Alfred Jarry et Claude Terrasse, 'Répertoire des Pantins : La chanson du décervelage' (1898)
Alfred Jarry et Claude Terrasse, ‘Répertoire des Pantins : La chanson du décervelage’ (1898) © Morgan Library & Museum, don de Robert J. et Linda Klieger Stillman

La comédie grotesque a frappé Paris comme un tremblement de terre, et la Morgan suit ses répliques.
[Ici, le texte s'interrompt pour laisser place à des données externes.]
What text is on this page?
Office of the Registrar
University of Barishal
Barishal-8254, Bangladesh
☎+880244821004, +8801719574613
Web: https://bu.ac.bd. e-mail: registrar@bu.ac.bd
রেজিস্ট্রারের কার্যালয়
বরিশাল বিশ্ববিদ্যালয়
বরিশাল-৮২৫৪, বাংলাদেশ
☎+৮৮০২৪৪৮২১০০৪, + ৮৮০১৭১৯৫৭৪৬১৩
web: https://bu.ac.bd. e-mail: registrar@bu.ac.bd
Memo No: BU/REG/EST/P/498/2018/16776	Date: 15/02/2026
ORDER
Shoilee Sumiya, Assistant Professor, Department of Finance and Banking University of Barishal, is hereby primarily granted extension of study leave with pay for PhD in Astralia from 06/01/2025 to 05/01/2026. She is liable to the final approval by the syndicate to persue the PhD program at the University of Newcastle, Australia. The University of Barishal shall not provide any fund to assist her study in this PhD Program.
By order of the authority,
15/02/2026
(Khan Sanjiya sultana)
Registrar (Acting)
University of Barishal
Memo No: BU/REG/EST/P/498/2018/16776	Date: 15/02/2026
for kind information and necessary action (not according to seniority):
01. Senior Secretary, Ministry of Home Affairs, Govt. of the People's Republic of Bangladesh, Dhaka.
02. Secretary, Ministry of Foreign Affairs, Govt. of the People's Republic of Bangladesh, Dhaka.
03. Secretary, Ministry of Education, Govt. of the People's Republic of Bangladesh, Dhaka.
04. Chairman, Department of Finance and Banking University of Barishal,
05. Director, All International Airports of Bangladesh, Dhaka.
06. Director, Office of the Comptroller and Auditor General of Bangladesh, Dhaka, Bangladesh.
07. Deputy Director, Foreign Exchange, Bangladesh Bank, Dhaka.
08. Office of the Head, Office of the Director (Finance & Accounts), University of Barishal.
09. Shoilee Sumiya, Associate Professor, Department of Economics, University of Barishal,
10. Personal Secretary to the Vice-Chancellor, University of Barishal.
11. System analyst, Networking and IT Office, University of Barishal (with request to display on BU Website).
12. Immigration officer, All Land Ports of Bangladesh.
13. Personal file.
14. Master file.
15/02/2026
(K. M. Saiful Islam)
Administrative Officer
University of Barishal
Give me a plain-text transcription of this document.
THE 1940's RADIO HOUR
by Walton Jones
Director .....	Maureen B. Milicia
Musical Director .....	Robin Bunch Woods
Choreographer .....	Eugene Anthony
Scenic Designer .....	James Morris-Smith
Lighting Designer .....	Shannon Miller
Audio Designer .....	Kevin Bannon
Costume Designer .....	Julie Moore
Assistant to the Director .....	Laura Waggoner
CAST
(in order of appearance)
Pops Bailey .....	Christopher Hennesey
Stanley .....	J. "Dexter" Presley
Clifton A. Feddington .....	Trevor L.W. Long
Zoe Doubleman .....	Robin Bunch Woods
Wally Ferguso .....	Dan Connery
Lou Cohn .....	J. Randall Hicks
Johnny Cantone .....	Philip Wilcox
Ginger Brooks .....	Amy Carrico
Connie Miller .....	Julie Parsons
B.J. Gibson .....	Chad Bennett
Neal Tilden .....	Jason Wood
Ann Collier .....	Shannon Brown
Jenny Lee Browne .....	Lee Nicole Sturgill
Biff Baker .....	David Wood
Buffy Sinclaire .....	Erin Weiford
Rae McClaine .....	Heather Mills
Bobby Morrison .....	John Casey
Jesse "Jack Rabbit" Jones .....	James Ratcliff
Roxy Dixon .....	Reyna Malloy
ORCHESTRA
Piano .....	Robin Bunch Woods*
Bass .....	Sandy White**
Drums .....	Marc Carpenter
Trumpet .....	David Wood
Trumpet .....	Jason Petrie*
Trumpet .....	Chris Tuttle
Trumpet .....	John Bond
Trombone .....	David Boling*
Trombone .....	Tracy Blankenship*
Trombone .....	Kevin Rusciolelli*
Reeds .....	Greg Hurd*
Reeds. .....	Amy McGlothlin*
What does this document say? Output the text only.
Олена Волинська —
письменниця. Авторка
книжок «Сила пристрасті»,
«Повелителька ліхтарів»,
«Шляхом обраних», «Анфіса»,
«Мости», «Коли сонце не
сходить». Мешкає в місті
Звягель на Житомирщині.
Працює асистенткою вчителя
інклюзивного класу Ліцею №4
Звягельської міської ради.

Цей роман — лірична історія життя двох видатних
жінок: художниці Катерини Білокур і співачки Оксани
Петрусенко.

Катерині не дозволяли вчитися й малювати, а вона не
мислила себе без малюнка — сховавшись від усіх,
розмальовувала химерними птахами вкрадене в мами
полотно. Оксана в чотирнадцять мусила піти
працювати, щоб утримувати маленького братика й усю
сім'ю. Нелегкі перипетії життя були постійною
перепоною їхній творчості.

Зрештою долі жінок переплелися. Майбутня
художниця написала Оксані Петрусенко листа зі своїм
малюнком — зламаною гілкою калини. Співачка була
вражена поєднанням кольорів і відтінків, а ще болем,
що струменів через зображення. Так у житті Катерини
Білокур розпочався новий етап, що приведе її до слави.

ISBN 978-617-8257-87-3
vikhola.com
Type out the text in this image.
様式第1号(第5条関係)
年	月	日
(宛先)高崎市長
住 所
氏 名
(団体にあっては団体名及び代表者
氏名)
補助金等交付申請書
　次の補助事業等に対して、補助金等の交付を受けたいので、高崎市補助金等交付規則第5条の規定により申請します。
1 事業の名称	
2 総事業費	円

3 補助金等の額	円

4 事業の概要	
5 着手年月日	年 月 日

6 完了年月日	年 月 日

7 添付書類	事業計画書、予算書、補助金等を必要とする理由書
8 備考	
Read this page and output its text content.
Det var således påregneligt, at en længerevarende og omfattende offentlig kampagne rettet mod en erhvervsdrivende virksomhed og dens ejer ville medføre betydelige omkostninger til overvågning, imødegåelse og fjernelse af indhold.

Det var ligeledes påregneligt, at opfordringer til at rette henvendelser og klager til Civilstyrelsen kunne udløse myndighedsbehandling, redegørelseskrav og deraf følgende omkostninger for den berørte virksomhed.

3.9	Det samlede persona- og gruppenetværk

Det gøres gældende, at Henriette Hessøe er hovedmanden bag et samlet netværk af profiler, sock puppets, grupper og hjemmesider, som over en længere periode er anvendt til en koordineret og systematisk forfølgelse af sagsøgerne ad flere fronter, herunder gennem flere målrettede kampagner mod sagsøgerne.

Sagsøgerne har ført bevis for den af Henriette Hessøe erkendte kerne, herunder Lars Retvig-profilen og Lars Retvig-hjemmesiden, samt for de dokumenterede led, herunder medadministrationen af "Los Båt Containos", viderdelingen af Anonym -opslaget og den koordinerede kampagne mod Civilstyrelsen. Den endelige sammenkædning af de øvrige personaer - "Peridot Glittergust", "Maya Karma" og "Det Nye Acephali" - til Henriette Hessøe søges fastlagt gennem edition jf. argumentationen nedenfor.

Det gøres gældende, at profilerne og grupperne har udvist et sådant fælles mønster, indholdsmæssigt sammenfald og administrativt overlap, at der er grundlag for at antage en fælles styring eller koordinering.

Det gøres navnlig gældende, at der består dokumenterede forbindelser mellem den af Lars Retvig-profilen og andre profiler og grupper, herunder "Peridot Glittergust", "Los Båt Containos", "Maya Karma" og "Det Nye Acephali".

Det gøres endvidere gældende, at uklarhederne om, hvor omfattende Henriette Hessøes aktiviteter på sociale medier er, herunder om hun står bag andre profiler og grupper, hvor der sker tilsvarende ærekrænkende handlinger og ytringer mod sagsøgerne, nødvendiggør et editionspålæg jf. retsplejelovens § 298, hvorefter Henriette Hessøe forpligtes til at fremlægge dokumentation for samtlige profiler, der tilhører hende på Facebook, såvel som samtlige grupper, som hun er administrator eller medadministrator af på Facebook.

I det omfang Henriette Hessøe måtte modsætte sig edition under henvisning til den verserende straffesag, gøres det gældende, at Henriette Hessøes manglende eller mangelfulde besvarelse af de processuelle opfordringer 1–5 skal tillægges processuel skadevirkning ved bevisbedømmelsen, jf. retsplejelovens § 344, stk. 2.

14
Picasso n’a probablement jamais rencontré Jarry, mais il collectionnait les manuscrits et les objets de son héros, récitait par cœur des passages de ses écrits et affectait même l’habitude de brandir un revolver comme un justicier de l’avant-garde. Picasso, écrit l’historien Arthur I. Miller, chargeait le revolver à blanc et « tirait sur les admirateurs qui s’interrogeaient sur la signification de ses tableaux, sur sa théorie de l’esthétique ou sur ceux qui osaient insulter la mémoire de Cézanne ». Comme Jarry, Picasso utilisait son Browning comme une arme pataphysique, jouant en quelque sorte au Père Ubu au naturel, se débarrassant des rustres bourgeois, des crétins et des philistins. »

Alfred Jarry, vers 1900.
Alfred Jarry, c.1900 © adoc-photos/Corbis via Getty Images

Dans les années 1930, Picasso et Miró ont tous deux invoqué le protagoniste comiquement maléfique comme une doublure de Franco. Mais c’est la photographe surréaliste Dora Maar (la « femme qui pleure » dans des dizaines de portraits de Picasso) qui a produit la plus inquiétante de toutes les œuvres ubuesques, une photographie de 1936 d’un tatou fœtal qui présente une ressemblance obscène avec le souverain à la grosse tête et au corps rond. La créature monstrueuse de Maar semble prête à éclore en une forme bestiale de l’humanité, annonçant la montée du fascisme.

Les tempêtes que Jarry a déclenchées continuent de gronder. William Kentridge a importé l’antihéros dictatorial dans l’Afrique du Sud post-apartheid, le réinterprétant avec un mélange d’élan et de dégoût de soi. Dans « Ubu Tells the Truth » (1996-97), Kentridge entoure son propre corps affaissé d’un dessin schématique inspiré des gravures sur bois de Jarry. Le roi rapace a avalé le peintre tout entier. Se déplaçant avec abandon devant un miroir, il martèle la vérité qui aurait dû être évidente au vu des cris grossiers du public le soir de la première : Ubu, c’est nous.